SearchStorageUK: 3PAR has only just made a profit for the first time. It's a bad time – economy-wise – to be only just making a profit. Why will 3Par survive a major recession, periods when industries usually see major bouts of consolidation?
Scott: We believe there is a unique opportunity for 3PAR to become the third major storage company after EMC and NetApp because large independent IT companies emerge when changes occur in the architectural environment. EMC arose on the back of mainframe computing, NetApp rode the wave of client/server architectures. 3PAR has the same opportunity with utility computing. It's a real opportunity and we are taking large amounts of market share and have an annual growth rate of 80%.
Scott:Utility computing is enabling a major transformation in enterprise IT delivery, bringing a cloud computing-type delivery model that enables both software- and hardware-as-a-service from a central location.
In the next 15 to 20 years we will see enterprise IT change like industry's use of power did in the early part of the 20th century – from each factory having its own steam engine in the 1900s to everyone buying electricity as a service from the 1930s. What is needed to create a utility storage environment is to generate a shared virtual environment for flexible workload consolidation.
SearchStorageUK: How does one accomplish that?
Scott: Three capabilities that traditional storage arrays lack are very important here. First, there is a need for agility that flows from the challenge of not being able to predict service requirements and the need to offer multiple levels of service. The core architectures of EMC, HDS and NetApp are not designed to give that agility and are preconfigured for a known deployment, such as an SAP implementation.

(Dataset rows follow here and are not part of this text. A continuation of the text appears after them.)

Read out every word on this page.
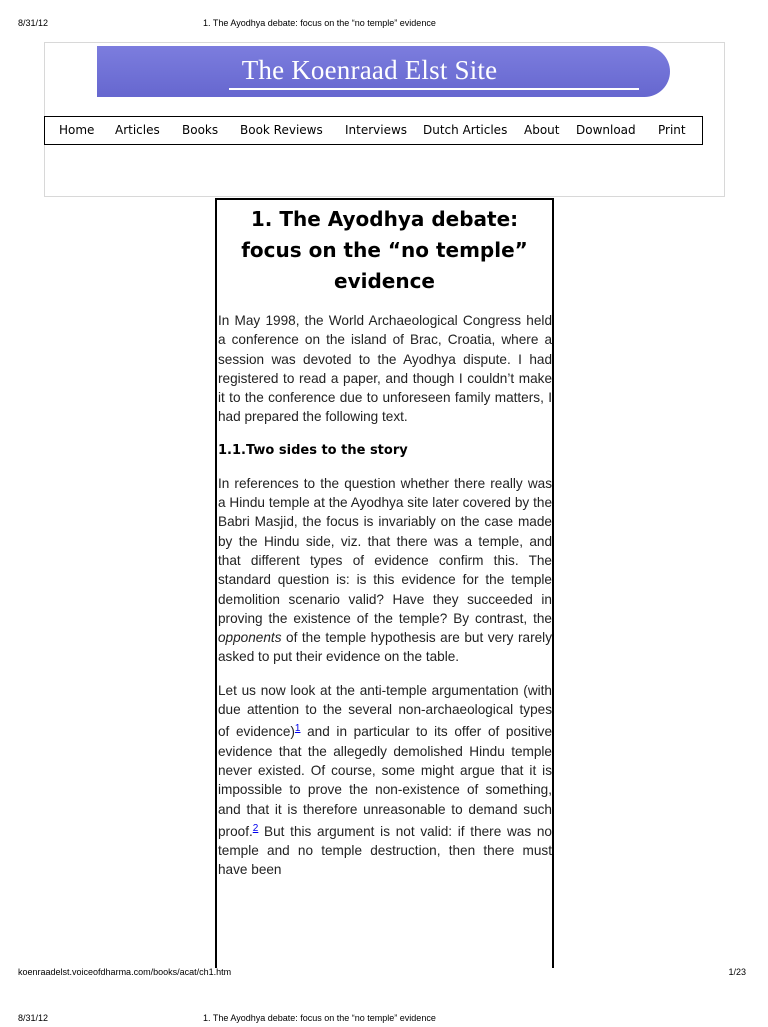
8/31/12	1. The Ayodhya debate: focus on the “no temple” evidence
The Koenraad Elst Site
Home Articles Books Book Reviews Interviews Dutch Articles About Download Print
1. The Ayodhya debate: focus on the “no temple” evidence

In May 1998, the World Archaeological Congress held a conference on the island of Brac, Croatia, where a session was devoted to the Ayodhya dispute. I had registered to read a paper, and though I couldn’t make it to the conference due to unforeseen family matters, I had prepared the following text.

1.1.Two sides to the story

In references to the question whether there really was a Hindu temple at the Ayodhya site later covered by the Babri Masjid, the focus is invariably on the case made by the Hindu side, viz. that there was a temple, and that different types of evidence confirm this. The standard question is: is this evidence for the temple demolition scenario valid? Have they succeeded in proving the existence of the temple? By contrast, the opponents of the temple hypothesis are but very rarely asked to put their evidence on the table.

Let us now look at the anti-temple argumentation (with due attention to the several non-archaeological types of evidence)$^1$ and in particular to its offer of positive evidence that the allegedly demolished Hindu temple never existed. Of course, some might argue that it is impossible to prove the non-existence of something, and that it is therefore unreasonable to demand such proof.$^2$ But this argument is not valid: if there was no temple and no temple destruction, then there must have been

koenraadelst.voiceofdharma.com/books/acat/ch1.htm	1/23
8/31/12	1. The Ayodhya debate: focus on the “no temple” evidence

Secondly you also need tremendous efficiency. You win or lose as a service provider on the basis of cost-per-transaction at a given service level. Service providers look at all elements of cost and the problem with traditional storage arrays is that they suffer from poor utilisation.
The final requirement is resilience with security. Traditional high end arrays deliver good availability but need protection from other users and the possibility of disruption from the "accidental" loss of a LUN. To create a logical virtual private array, you need a virtualised OS, giving something like the chunklets, regions and pages we have that provide individual, local private arrays instead of the hardware partitioning that gives dedicated capacity individual customers.

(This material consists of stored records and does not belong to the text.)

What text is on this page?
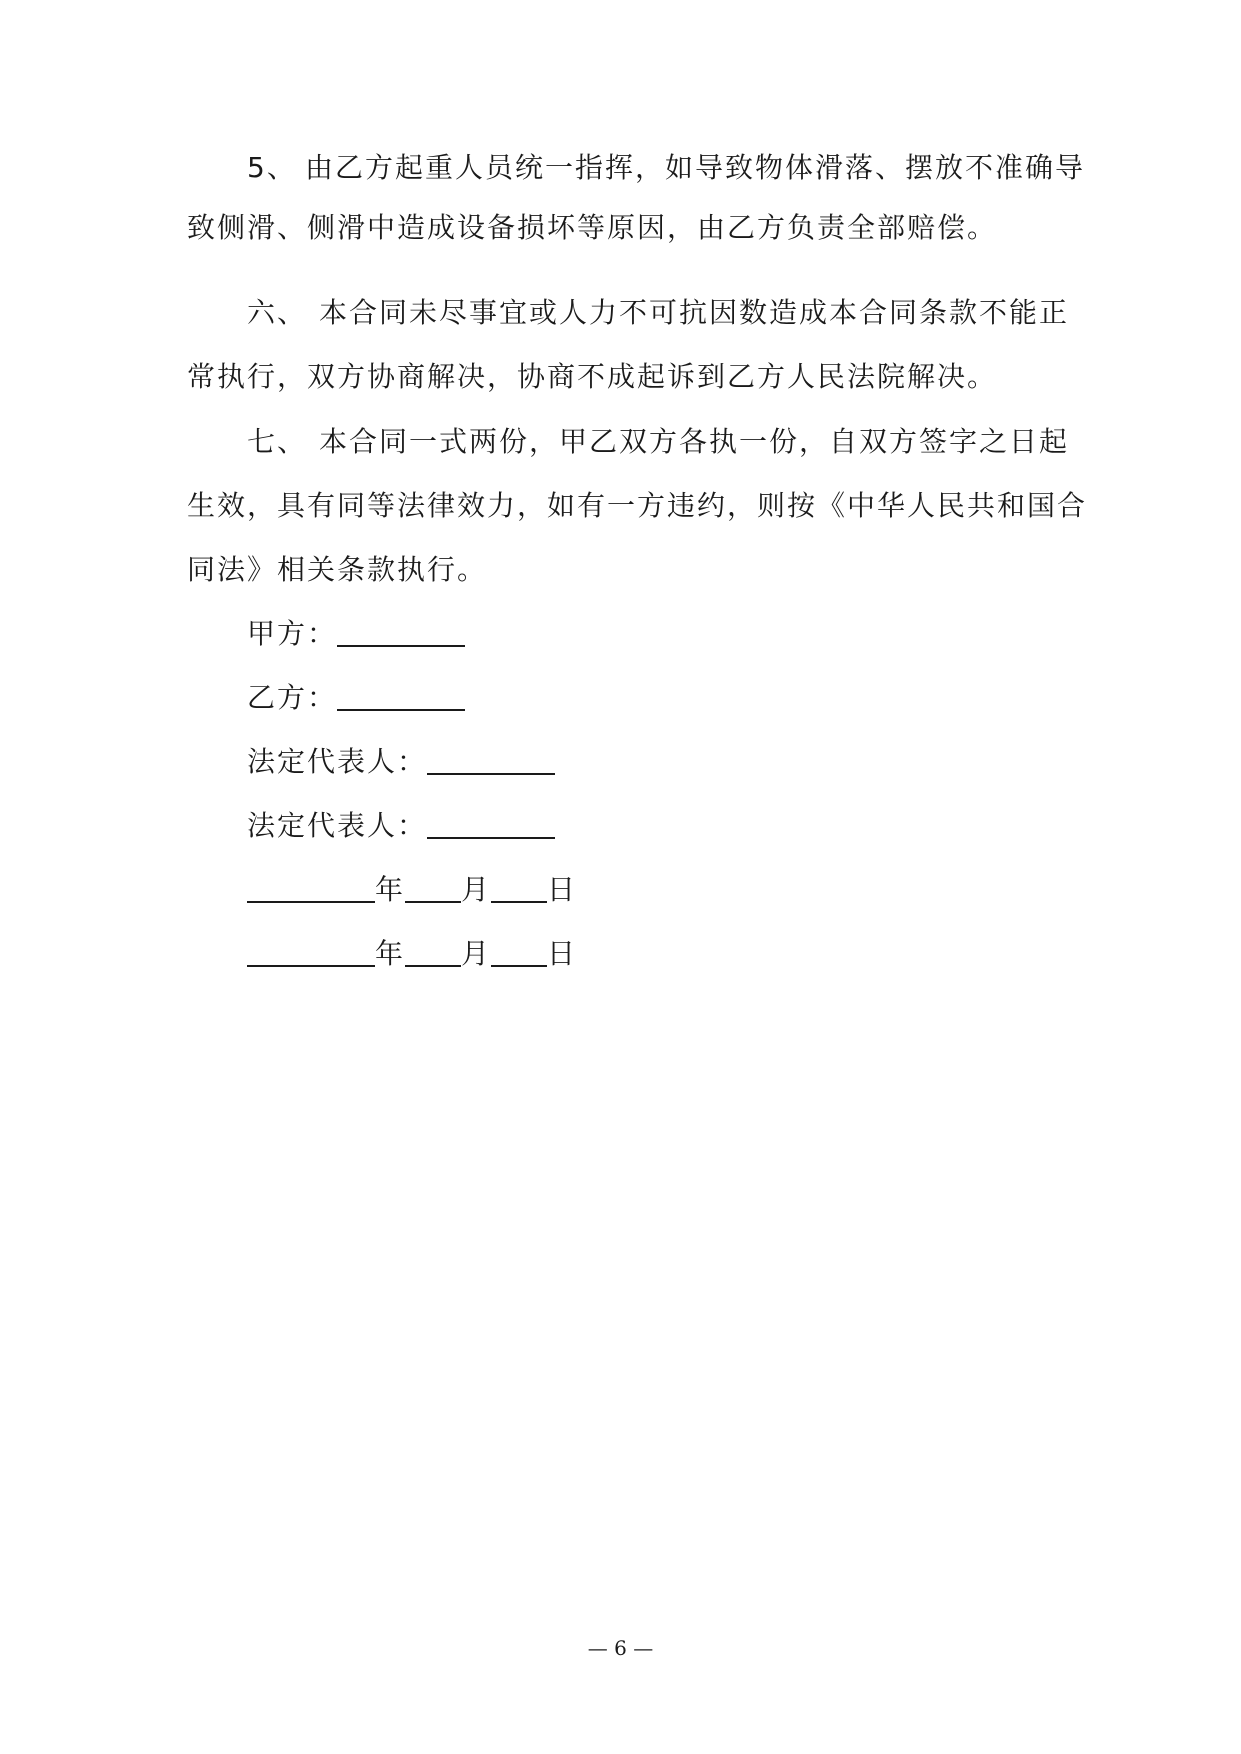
5、 由乙方起重人员统一指挥，如导致物体滑落、摆放不准确导
致侧滑、侧滑中造成设备损坏等原因，由乙方负责全部赔偿。
六、 本合同未尽事宜或人力不可抗因数造成本合同条款不能正
常执行，双方协商解决，协商不成起诉到乙方人民法院解决。
七、 本合同一式两份，甲乙双方各执一份，自双方签字之日起
生效，具有同等法律效力，如有一方违约，则按《中华人民共和国合
同法》相关条款执行。
甲方：
乙方：
法定代表人：
法定代表人：
年 月 日
年 月 日
— 6 —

SearchStorageUK: How do you feel when you see your competitors incorporating thin provisioning into their storage products?
Scott: In the last 18 months EMC, HDS etc. have incorporated thin provisioning into their products. But there are limits to how far the big storage vendors can do that with our technology. The problem for these companies is analogous to the problem of obesity. Likewise EMC, HDS and NetApp can't help being fat. Their architecture was never built with the granularity needed for this. To them, a disk is a disk.
With the 3PAR InForm operating system, we break disks down into 256 MB chunklets, 32 MB regions and 16 KB pages. EMC and HDS architectures naturally allocate much more, 42 MB in HDS's case.